Wednesday 28 January 2015

What do 'the cuts' really mean?


It's easy to bandy words around about 'the cuts'. Everyone thinks they know what they mean. A bit of belt-tightening here; a snip here; a cut there. Job done, right?

Well, no. Not at all. Less than half of our cuts are complete, if we keep on down this road (above). Which, given that the Conservatives have now caught up with Labour's numbers, and are now ahead in the majority of the most recent opinion polls, we probably will.

It might be important at this stage to zero in on the reality of what that means. It's all very well suggesting, as Prime Minister David Cameron tends to do, that 'we've all had to make sacrifices' (notice the past tense), but the actual shape of those 'sacrifices' is yet really to come into focus. We can put a figure on the likely cuts to public spending outside protected departments (overseas aid, health and schools) - about 26% across the Parliament, since you ask - but the enormity of the implications doesn't sink in from just that bold number.
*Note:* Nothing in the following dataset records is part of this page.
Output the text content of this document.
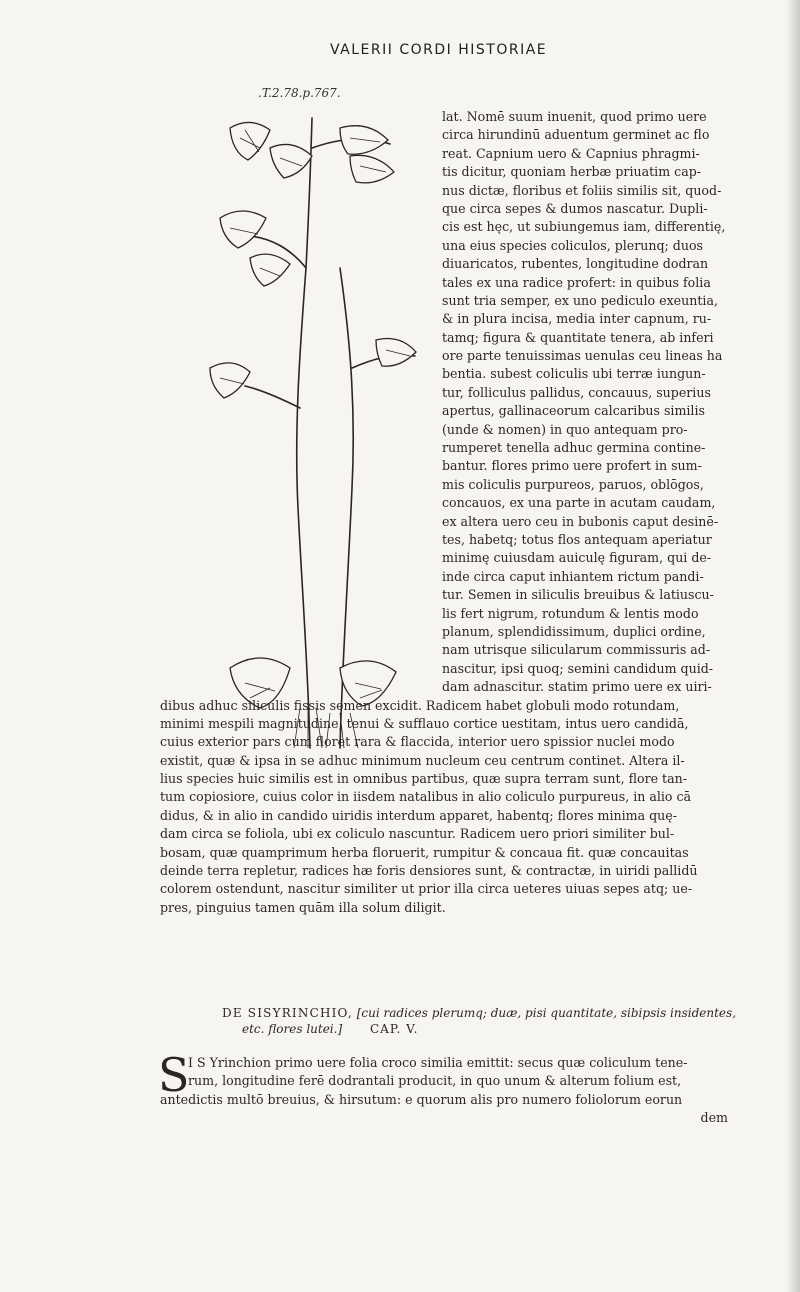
VALERII CORDI HISTORIAE
.T.2.78.p.767.
lat. Nomē suum inuenit, quod primo uere
circa hirundinū aduentum germinet ac flo
reat. Capnium uero & Capnius phragmi-
tis dicitur, quoniam herbæ priuatim cap-
nus dictæ, floribus et foliis similis sit, quod-
que circa sepes & dumos nascatur. Dupli-
cis est hęc, ut subiungemus iam, differentię,
una eius species coliculos, plerunq; duos
diuaricatos, rubentes, longitudine dodran
tales ex una radice profert: in quibus folia
sunt tria semper, ex uno pediculo exeuntia,
& in plura incisa, media inter capnum, ru-
tamq; figura & quantitate tenera, ab inferi
ore parte tenuissimas uenulas ceu lineas ha
bentia. subest coliculis ubi terræ iungun-
tur, folliculus pallidus, concauus, superius
apertus, gallinaceorum calcaribus similis
(unde & nomen) in quo antequam pro-
rumperet tenella adhuc germina contine-
bantur. flores primo uere profert in sum-
mis coliculis purpureos, paruos, oblōgos,
concauos, ex una parte in acutam caudam,
ex altera uero ceu in bubonis caput desinē-
tes, habetq; totus flos antequam aperiatur
minimę cuiusdam auiculę figuram, qui de-
inde circa caput inhiantem rictum pandi-
tur. Semen in siliculis breuibus & latiuscu-
lis fert nigrum, rotundum & lentis modo
planum, splendidissimum, duplici ordine,
nam utrisque silicularum commissuris ad-
nascitur, ipsi quoq; semini candidum quid-
dam adnascitur. statim primo uere ex uiri-
dibus adhuc siliculis fissis semen excidit. Radicem habet globuli modo rotundam,
minimi mespili magnitudine, tenui & sufflauo cortice uestitam, intus uero candidā,
cuius exterior pars cum floret rara & flaccida, interior uero spissior nuclei modo
existit, quæ & ipsa in se adhuc minimum nucleum ceu centrum continet. Altera il-
lius species huic similis est in omnibus partibus, quæ supra terram sunt, flore tan-
tum copiosiore, cuius color in iisdem natalibus in alio coliculo purpureus, in alio cā
didus, & in alio in candido uiridis interdum apparet, habentq; flores minima quę-
dam circa se foliola, ubi ex coliculo nascuntur. Radicem uero priori similiter bul-
bosam, quæ quamprimum herba floruerit, rumpitur & concaua fit. quæ concauitas
deinde terra repletur, radices hæ foris densiores sunt, & contractæ, in uiridi pallidū
colorem ostendunt, nascitur similiter ut prior illa circa ueteres uiuas sepes atq; ue-
pres, pinguius tamen quām illa solum diligit.
DE SISYRINCHIO, [cui radices plerumq; duæ, pisi quantitate, sibipsis insidentes,
etc. flores lutei.] CAP. V.
S
I S Yrinchion primo uere folia croco similia emittit: secus quæ coliculum tene-
rum, longitudine ferē dodrantali producit, in quo unum & alterum folium est,
antedictis multō breuius, & hirsutum: e quorum alis pro numero foliolorum eorun
dem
Well, here's a bit more reality. It's £60bn, and perhaps a million public sector jobs. That's the first dose of your austerity icebucket challenge for you. Bracing, isn't it? Though what that means in terms of policy is still a bit opaque, and no politician in an election campaign will tell you.

We can turn here to a sector that we know well - Higher Education. Let's investigate the implications here of a 26% cut between 2015 and 2020, that comes on top of a lot of salami-slicing (and one big student fees reform) in the last Parliament. The vast majority of the budget spent by the Department for Business, Innovation and Skills (BIS) goes into universities - just under £8bn out of about £13bn. So we need to lose just over a quarter of that £8bn - £2bn, over five years. That's doable - just, probably. Just. But the menu might make you feel a bit sick. It might mean, for a few tasters:

  • Abolishing the Arts and Humanities and Economic and Social Research Councils;
  • Very large cuts to the Quality Related research income (currently about £1.6bn) that is distributed on the basis of results from the Research Excellence Framework - perhaps only funding 4* (out of four stars) work, or restricting the money to Science, Technology, Engineering and Maths alone;
  • Ending European and international space research collaborations;
  • Abolishing the coalition's relatively generous grants scheme, and restricting all student assistance to loans;
  • Bringing back the cap on student numbers.

So, basically, one of the most successful parts of the UK economy - its science and research base, and its non-EU teaching income - would become a punchbag for the sake of a couple of billion quid. Well, forgive us if we don't cheer. And before you say 'well, we'll get the money elsewhere', you have to say where: fewer policemen? Fewer elderly care visits? Fewer buses and trams? To govern is to choose, as they say.

Things might be even worse for universities if there is a Labour government, because it is persistently rumoured that an Ed Miliband government will seek to lower the fees cap, currently set at £9,000, to £6,000. That's another £2.5bn down the drain, which a Labour government would have to make up from taxes. Vice Chancellors don't think much of that promise (£) - predictably - though they might hope for far fewer research and science cuts from a Labour government, so this might be all swings and roundabouts.

And bear in mind that these spending departments may have to take even deeper cuts than we've outlined here. There is basically no way on this planet that the Chancellor is going to cut £12bn out of the welfare budget (as he keeps saying, including in an embarrassing Newsnight interview with Evan Davis) without enormous pain for working families. Most of our benefits spending is on pensioners, and the Prime Minister has just signalled very clearly that he is not going to do anything to harm the interests of the section of society most likely actually to vote. The greatest share of the rest is made up of working age tax credits to price people into work - a key part of the Government's plans to 'make work pay'. Disability benefits reform is already in disarray, and the likelihood is that if a slimmed-down and streamlined version of Universal Credit is ever going to get off the ground, that's going to need more cash too, not less.

There is enormous room for doubt whether any of this will actually happen. It appears to be a kind of fantasy economics, and as we've noted here many, many times, it comes at a historical moment when we would expect state spending to rise, on an ageing population and on infrastructure at a time of lower interest rates, not fall.

But if such madness was actually to transpire? Non-protected departments - police, non-frontline defence and procurement, transport, the courts, local authority social services, universities, research, Further Education - will cease to be 'public services' in the way that we've recognised since 1945.

They will get absolutely eviscerated, hammered, gutted, marmalised, smashed and shredded. You can choose the word that suits you, really.